Gabriel kicked hard with his legs, digging into the earth and pushing them both a few inches farther from the bed and the precious people on it.

He reached for the hand again but the Sanctus had twisted it away far enough to keep it out of reach. The hand found the button and Gabriel kicked again to try and jar it free or gain a few more precious inches.

But it was not enough.

He saw the hand close around the button and he shut his eyes, bracing himself, hoping the ground and his own body would absorb enough of the blast to protect Liv and his child.

* * *

Shepherd came through the canvas screens on the opposite side from where the others had entered. The rider who had greeted them was lying on the floor, a gunshot wound bleeding in his chest. Hevva was by the bed, her eyes fixed on the violent struggle taking place on the floor. He stepped forward. Saw the hate burning in Merriweather’s face, saw the bomb, the newborn baby, the mattress out of place, even the light on the stand burning like the sun had burned from the poster — all of it so familiar from Hogan’s Alley and the other dark basement.

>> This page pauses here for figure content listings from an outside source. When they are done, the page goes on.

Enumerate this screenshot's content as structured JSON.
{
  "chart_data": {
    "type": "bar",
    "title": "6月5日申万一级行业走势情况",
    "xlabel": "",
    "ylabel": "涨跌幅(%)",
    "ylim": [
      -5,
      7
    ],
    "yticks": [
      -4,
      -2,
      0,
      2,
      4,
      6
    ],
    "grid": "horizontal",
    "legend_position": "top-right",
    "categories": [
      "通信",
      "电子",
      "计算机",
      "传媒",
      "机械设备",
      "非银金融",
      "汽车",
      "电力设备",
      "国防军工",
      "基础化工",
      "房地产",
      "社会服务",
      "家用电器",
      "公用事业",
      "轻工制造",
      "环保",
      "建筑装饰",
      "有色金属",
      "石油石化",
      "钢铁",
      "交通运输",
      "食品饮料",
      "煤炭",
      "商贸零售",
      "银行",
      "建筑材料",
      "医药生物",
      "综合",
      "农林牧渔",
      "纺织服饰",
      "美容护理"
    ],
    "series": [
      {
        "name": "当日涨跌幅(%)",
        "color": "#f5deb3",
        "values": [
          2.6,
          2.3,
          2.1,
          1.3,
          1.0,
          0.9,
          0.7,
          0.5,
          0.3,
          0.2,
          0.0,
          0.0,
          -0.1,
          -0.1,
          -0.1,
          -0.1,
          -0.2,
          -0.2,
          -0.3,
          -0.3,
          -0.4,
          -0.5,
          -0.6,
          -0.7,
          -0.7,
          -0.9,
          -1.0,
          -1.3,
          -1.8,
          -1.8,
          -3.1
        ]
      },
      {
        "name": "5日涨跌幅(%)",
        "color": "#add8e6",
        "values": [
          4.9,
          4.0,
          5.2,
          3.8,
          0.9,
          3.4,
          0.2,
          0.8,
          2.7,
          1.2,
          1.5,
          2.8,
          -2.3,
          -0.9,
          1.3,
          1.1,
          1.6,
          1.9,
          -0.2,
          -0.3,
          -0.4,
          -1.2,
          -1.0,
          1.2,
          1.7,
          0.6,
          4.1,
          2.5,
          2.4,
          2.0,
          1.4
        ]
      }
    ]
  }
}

He raised the small gun he had taken from the woman and aimed it at Merriweather’s head, trying to put all that had happened before from his mind.

The bullets are real—he told himself—and so is the bomb.

And Hevva is standing right by it.

His finger tightened on the trigger but Merriweather jerked away, swinging his other hand around. Shepherd saw the gun in it, saw it angle down toward the man he was struggling with. He took a step forward, not caring about getting shot, only about narrowing the gap and improving the accuracy of this tiny gun he had never fired.